The ability to discern or judge what is true, right, or lasting; insight
Common sense; good judgment
The ability or result of an ability to think and act utilizing knowledge, experience, understanding, common sense, and insight
Accumulated knowledge, erudition, or enlightenment
Scholarly knowledge or learning
Deep, thorough, or mature understanding
The ability to make sensible decisions
Thinking and knowledge are essential to wisdom but recent research indicates that the way we view an issue or problem is also key. Researchers describe “general wisdom” and “personal wisdom.” General wisdom is an understanding about events and the world at large. It enables us to offer general advice. Personal wisdom, according to wisdom researcher Ursula M. Staudinger in The New York Times, involves five elements: “…self-insight; the ability to demonstrate personal growth; self-awareness in terms of your historical era and your family history; understanding that priorities and values, including your own, are not absolute; and an awareness of life’s ambiguities. … True wisdom involves recognizing the negative both within and outside ourselves and trying to learn from it.”

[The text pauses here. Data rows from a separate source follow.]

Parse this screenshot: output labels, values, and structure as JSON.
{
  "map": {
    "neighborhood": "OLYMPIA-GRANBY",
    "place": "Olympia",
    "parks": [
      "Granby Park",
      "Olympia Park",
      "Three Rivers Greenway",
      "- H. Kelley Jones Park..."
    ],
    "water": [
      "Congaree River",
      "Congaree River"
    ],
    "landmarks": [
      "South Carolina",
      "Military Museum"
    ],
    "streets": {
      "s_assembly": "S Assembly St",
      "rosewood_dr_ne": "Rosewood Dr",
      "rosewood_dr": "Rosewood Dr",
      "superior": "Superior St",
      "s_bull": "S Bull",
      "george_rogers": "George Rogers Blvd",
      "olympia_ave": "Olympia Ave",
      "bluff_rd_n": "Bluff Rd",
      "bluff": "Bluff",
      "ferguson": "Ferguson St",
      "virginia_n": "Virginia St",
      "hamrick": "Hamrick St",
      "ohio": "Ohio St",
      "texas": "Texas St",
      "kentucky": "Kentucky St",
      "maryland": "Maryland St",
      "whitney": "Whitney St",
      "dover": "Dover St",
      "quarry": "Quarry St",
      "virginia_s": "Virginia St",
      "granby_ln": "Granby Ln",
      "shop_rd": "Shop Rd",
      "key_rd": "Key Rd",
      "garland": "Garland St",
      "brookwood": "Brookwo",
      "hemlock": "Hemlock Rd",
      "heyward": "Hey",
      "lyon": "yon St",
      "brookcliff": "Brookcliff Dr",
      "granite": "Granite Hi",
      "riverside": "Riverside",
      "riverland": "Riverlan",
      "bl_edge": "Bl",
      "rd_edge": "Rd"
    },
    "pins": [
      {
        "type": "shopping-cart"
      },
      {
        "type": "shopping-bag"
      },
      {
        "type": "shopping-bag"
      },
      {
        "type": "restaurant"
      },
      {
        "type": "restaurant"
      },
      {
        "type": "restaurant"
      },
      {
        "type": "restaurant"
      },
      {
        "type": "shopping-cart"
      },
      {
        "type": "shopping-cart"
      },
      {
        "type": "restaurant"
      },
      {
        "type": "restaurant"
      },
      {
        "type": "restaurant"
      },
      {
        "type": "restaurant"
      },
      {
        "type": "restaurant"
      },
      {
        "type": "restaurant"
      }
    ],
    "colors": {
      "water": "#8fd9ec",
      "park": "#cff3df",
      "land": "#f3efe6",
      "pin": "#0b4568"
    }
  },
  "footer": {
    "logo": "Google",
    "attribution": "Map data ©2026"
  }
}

Researcher Igor Grossman at the University of Waterloo has discovered evidence that there are more benefits to wisdom than we might think. Grossman found that wise people may live longer and enjoy an improved sense of well-being as they age. Grossman’s team note that wisdom is not a constant trait but depends on the situation. For example, we exhibit greater wisdom when we’re with friends, including seeing the bigger picture, viewing issues from alternate perspectives and recognizing the limits of our own knowledge. In addition, it seems that we are wiser about scenarios involving other people than we are about our own situations. To take advantage of these findings, Grossman experimented with strategies to change perspective. He found that we can increase wise thinking by applying a bird’s eye view or by talking to ourselves in the third person—asking ourselves for advice.
Delores Pushkar and her research team at Concordia University report that wisdom includes “knowledge, deep understanding of human nature, life contentment, empathy and the flexibility to see issues from others’ perspectives.” Wisdom is not connected to age or gender but is marked by an ability to “see the positive side of a negative situation,” notes team member Sarah Etezadi.
Psychologist Daniel Goleman describes wise people as “having a very wide horizon which doesn’t centre on ourselves.” He points out that “generativity” is an important sign of wisdom, appearing as giving back, whether creatively, socially, personally or financially and without a need or expectation of receiving something in return.
Wisdom is complex, variable and dependent on the individual, situation and circumstances. Long-held attitudes and beliefs about wisdom are often inaccurate according to researchers. How does wisdom manifest in your life and interact or depend on thinking and knowledge? Do you seek out people you consider wise? How do you know that they possess wisdom? How do they increase your wisdom?